Atracciones imprescindibles
El horizonte de Reikiavik está dominado por Hallgrímskirkja, una iglesia impresionante donde un viaje en ascensor a la cima (1.500 ISK, aproximadamente 11 USD) ofrece vistas panorámicas de la ciudad y las montañas. Cerca de allí, la emblemática Sala de Conciertos Harpa, con su fachada geométrica de vidrio, merece la pena visitar incluso si no asistes a una actuación—entrada gratuita al vestíbulo durante el horario comercial.
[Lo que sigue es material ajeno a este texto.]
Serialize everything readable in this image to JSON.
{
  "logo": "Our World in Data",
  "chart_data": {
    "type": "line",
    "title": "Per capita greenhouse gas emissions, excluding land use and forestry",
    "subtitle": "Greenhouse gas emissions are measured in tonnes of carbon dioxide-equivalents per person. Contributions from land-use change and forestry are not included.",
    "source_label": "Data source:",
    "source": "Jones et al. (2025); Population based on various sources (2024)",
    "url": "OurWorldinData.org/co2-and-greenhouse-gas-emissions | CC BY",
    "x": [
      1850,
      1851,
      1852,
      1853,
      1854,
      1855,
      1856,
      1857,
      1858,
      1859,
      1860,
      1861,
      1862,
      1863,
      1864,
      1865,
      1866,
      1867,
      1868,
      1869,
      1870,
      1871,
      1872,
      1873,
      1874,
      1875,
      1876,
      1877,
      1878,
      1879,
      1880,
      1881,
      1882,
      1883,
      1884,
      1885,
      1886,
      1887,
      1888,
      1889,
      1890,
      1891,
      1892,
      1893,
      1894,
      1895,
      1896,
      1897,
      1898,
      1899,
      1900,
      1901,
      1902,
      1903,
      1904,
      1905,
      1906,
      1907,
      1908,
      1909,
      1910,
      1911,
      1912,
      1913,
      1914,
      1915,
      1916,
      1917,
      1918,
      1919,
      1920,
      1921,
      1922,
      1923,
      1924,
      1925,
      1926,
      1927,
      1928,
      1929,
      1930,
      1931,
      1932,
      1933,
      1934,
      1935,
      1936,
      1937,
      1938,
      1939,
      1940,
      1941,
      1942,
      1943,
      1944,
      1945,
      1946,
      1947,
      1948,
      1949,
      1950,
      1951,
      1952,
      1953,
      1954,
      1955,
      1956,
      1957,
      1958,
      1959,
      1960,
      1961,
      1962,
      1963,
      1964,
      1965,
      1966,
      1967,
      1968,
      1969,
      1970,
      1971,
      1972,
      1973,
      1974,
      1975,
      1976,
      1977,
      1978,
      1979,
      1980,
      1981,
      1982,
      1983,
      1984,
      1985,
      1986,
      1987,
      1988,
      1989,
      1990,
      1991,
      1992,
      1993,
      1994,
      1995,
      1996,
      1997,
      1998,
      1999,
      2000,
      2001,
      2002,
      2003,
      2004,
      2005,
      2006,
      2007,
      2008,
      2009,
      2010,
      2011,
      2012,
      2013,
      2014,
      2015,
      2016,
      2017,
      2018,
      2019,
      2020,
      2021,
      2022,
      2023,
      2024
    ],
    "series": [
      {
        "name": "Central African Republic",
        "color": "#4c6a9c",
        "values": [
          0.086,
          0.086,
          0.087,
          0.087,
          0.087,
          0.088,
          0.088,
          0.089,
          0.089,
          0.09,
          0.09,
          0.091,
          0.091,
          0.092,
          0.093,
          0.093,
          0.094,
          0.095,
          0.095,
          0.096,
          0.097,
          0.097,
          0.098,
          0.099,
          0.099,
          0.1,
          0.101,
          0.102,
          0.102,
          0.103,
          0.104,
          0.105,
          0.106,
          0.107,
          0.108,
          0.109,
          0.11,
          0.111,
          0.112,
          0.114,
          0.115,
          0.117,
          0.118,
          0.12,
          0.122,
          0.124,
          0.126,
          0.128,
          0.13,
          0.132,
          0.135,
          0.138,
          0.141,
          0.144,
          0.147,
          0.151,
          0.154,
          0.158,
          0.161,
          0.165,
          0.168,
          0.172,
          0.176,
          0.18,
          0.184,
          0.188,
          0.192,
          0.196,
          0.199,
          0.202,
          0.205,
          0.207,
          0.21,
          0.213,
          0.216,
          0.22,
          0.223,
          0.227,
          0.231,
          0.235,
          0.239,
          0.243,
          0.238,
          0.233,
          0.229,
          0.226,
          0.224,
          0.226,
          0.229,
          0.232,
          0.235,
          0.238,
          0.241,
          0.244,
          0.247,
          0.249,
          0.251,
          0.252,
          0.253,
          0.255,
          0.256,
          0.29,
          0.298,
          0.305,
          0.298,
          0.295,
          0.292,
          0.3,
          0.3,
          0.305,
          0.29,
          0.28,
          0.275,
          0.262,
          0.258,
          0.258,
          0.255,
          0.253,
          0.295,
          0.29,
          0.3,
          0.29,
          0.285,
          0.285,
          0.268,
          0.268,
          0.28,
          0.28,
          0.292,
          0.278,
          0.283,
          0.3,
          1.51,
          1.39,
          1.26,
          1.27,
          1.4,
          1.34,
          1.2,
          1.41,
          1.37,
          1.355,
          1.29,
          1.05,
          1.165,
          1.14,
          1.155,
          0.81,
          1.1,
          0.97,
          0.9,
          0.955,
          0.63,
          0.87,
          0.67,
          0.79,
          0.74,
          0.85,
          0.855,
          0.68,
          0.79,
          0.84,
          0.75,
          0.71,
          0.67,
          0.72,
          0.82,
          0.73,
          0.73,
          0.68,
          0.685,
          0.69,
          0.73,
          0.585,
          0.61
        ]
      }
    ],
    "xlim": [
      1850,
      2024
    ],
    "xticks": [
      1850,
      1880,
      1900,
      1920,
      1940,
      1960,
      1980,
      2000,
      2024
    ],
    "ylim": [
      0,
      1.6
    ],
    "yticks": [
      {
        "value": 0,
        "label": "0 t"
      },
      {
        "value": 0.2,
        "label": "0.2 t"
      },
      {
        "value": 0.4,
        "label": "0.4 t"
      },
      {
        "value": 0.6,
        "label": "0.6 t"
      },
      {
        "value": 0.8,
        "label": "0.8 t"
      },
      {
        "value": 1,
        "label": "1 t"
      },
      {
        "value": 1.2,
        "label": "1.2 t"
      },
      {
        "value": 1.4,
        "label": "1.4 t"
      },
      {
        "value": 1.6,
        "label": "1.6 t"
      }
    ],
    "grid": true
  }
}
El Museo Nacional (1.600 ISK) proporciona un excelente contexto sobre la herencia vikinga islandesa e historia del asentamiento, mientras que la Exposición de Asentamiento ofrece a los amantes de la arqueología un vistazo más cercano de las auténticas casas de turba de la época vikinga descubiertas en el centro de la ciudad.
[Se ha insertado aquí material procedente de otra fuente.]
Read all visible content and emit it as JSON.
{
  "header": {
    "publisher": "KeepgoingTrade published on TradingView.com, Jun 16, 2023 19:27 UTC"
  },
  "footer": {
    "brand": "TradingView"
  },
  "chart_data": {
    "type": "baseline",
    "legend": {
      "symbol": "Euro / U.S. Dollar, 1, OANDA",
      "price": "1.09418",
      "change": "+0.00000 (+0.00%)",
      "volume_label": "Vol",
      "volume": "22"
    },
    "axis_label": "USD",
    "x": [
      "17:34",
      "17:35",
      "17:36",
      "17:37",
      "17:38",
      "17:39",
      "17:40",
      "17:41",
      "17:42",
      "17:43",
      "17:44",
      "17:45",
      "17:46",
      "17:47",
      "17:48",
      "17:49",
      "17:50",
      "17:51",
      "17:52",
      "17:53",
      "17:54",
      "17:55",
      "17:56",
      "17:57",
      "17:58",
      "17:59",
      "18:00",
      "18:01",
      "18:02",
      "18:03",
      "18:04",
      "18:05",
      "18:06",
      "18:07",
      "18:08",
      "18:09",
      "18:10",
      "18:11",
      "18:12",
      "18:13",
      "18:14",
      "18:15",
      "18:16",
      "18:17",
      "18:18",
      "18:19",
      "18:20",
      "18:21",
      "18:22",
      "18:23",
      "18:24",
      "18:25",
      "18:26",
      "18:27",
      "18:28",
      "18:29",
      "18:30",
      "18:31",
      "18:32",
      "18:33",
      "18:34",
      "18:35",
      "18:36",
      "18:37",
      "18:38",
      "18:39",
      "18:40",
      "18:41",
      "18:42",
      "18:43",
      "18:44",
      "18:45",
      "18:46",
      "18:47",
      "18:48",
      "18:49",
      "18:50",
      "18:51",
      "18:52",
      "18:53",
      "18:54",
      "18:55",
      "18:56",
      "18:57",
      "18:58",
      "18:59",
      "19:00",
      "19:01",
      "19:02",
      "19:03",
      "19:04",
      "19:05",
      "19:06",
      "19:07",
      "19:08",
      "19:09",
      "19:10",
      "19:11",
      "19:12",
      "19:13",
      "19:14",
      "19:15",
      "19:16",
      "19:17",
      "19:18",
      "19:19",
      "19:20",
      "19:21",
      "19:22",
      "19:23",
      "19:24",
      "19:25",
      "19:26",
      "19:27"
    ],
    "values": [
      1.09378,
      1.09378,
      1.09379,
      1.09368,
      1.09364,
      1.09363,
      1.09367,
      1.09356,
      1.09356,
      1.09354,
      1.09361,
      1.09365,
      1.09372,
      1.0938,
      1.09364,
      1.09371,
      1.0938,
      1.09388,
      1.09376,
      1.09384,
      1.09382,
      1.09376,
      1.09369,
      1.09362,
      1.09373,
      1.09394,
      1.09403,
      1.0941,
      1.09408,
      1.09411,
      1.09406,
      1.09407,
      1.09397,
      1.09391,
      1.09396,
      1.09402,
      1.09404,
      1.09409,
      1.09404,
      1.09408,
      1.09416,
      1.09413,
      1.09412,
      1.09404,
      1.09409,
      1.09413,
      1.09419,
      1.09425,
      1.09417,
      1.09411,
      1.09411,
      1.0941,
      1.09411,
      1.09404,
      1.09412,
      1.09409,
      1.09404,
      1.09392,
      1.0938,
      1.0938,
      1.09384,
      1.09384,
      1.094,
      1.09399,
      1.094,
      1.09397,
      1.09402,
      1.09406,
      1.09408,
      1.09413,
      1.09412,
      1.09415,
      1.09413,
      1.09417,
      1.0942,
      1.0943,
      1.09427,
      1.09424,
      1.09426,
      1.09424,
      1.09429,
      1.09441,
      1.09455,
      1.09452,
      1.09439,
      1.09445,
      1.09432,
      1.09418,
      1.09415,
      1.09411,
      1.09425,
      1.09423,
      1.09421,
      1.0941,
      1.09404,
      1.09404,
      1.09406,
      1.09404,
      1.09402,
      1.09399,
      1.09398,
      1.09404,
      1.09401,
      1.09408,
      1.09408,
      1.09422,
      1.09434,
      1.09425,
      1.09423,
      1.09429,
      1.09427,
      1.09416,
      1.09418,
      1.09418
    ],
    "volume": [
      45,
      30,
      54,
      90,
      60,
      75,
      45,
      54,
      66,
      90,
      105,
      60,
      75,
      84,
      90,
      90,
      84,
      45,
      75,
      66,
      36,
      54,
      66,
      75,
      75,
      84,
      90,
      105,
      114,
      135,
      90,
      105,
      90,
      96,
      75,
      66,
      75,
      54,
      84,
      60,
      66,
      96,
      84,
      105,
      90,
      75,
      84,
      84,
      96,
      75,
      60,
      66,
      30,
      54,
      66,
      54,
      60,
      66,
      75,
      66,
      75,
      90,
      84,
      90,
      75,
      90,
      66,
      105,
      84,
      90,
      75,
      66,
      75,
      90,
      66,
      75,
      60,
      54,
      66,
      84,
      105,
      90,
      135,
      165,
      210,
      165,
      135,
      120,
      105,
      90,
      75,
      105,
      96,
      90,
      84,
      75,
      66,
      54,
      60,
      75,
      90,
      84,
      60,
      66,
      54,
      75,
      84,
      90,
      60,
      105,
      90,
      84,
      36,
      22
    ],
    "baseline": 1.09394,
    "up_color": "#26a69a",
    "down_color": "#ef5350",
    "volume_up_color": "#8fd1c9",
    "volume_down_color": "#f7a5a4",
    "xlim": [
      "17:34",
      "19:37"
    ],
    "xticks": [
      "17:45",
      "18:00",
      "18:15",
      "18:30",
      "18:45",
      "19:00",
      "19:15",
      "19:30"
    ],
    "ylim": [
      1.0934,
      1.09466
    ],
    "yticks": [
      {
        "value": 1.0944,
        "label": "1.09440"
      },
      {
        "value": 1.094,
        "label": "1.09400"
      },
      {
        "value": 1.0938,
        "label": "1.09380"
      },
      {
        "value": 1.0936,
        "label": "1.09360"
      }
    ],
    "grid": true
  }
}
Experiencias geotérmicas y maravillas naturales
A 20 minutos del centro de la ciudad, Sky Lagoon ofrece baños geotérmicos con vistas panorámicas del océano (6.490 ISK por una entrada básica). Es más caro que la Laguna Azul cerca del aeropuerto de Keflavik pero menos concurrido. Más cercano y económico es Sundhöllin, un baño público tradicional con múltiples piscinas y bañeras de hidromasaje (1.100 ISK). Para senderismo, dirígete a la colina Öskjuhlíð (gratis, 15 minutos en coche) donde los senderos serpentean a través de campos de lava con vistas impresionantes, y puedes ver la estructura de la cúpula Perlan en la cima.
Comida y barrios locales
Explora la colorida zona del Puerto Viejo con restaurantes de mariscos y cafés informales. Para una auténtica gastronomía local con presupuesto limitado, visita la sala de comidas Apotek u obtén pescado fresco y pan de centeno de vendedores ambulantes. No te pierdas la calle Laugavegur, el principal distrito comercial de Reikiavik, repleto de boutiques independientes, galerías y cafeterías perfectas para observar a la gente. Muchas atracciones y restaurantes aceptan solo tarjeta, así que lleva una tarjeta de crédito en lugar de efectivo.